In the case dating back to March 9, 1991, in Todaraisingh, Tonk district, the complainant’s six-year-old granddaughter was accosted by the accused, Suvalal, around 8 pm when she had gone out to drink water. Suvalal forcefully took the child into a nearby dharamshala, where he took off her inner wear and undressed himself. When the child cried for help, villagers rushed to the scene and rescued her.

In delivering the judgment, Justice Anup Kumar Dhand clarified that the actions of Suvalal—taking off the girl’s underwear and undressing himself—do not fall under Section 376 (rape) and Section 511 (attempt to commit offenses) of the Indian Penal Code (IPC). Therefore, these actions do not meet the legal criteria for the offense of ‘attempt to commit rape’ under these sections.

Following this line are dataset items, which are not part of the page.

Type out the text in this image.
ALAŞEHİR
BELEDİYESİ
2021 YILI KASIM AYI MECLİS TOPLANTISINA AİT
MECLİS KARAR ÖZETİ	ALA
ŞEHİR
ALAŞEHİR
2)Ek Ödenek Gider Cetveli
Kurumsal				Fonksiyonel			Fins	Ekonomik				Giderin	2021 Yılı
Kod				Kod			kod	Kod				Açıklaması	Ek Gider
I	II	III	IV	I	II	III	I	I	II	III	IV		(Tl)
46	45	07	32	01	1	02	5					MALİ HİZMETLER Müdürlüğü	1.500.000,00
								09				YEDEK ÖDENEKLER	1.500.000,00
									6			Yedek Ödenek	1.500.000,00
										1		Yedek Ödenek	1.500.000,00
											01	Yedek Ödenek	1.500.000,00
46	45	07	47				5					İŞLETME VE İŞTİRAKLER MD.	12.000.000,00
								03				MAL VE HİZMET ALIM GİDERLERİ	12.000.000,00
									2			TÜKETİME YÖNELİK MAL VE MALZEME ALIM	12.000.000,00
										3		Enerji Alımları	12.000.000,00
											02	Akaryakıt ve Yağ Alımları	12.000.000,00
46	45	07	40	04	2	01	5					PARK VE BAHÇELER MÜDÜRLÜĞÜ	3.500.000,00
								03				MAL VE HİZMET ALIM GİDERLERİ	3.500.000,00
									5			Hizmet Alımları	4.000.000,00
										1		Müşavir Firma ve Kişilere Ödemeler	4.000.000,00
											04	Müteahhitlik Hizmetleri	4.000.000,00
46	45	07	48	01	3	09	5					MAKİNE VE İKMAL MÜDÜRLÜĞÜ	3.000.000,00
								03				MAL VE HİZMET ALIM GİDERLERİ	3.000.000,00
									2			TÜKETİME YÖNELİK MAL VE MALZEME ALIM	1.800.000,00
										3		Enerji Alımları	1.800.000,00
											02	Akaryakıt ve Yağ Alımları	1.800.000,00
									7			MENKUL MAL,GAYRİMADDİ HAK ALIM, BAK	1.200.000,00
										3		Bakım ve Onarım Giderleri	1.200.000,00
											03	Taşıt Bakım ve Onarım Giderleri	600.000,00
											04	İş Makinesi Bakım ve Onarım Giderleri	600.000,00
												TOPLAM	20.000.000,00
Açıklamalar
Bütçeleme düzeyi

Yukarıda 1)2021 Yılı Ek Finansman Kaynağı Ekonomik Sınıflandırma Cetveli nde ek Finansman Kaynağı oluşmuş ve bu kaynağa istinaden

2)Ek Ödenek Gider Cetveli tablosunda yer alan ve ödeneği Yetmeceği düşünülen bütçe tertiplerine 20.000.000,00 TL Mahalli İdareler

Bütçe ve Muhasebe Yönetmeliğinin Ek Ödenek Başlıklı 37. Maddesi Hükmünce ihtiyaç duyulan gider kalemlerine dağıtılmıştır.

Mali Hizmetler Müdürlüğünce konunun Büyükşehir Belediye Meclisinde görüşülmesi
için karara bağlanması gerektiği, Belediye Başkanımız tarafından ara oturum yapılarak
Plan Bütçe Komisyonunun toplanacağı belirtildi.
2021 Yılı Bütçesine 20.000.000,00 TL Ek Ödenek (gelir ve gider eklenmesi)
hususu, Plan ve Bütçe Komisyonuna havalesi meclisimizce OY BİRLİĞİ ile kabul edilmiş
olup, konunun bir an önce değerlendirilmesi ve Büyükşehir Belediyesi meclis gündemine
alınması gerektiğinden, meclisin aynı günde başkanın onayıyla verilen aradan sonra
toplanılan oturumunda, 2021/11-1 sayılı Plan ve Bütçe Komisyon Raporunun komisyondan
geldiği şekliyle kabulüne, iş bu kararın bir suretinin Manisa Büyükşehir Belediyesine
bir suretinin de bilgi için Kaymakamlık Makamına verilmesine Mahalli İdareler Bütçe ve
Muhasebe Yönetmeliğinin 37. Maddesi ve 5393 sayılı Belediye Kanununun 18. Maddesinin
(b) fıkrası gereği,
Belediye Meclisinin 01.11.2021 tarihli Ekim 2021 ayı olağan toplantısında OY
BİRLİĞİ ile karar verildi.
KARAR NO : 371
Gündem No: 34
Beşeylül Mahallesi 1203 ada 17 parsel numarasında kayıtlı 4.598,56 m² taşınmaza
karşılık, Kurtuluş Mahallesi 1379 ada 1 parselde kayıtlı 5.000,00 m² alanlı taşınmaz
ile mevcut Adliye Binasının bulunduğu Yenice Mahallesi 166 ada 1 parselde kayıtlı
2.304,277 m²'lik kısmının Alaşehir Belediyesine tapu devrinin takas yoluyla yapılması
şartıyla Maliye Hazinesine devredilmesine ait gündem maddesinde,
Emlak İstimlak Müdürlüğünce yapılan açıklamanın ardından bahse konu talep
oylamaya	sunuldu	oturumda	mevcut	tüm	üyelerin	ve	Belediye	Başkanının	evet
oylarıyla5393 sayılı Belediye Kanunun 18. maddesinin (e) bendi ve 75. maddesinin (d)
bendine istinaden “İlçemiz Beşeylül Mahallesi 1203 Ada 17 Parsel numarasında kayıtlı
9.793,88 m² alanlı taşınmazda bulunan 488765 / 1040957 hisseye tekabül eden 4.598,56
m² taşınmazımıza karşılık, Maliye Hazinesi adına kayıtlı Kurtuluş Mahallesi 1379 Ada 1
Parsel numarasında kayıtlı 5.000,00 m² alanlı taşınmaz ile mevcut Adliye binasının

While delivering the judgment in this case, Justice Anup Kumar Dhand stated that the act of taking off a girl’s underwear and getting naked oneself does not fall under Section 376 (rape) and Section 511 (attempt to commit offenses) of the Indian Penal Code (IPC). Therefore, it will not attract the offense of ‘attempt to commit rape.’

Justice Dhand’s ruling clarified the legal interpretation of what constitutes an ‘attempt to commit rape’ under these sections, indicating that further actions or circumstances would be required to meet the threshold for this particular offense under the IPC.

However there are certain Misinterpretation of sexual assault: In many jurisdictions, removing clothing and sexual contact, even without penetration, can be considered attempted rape or sexual assault.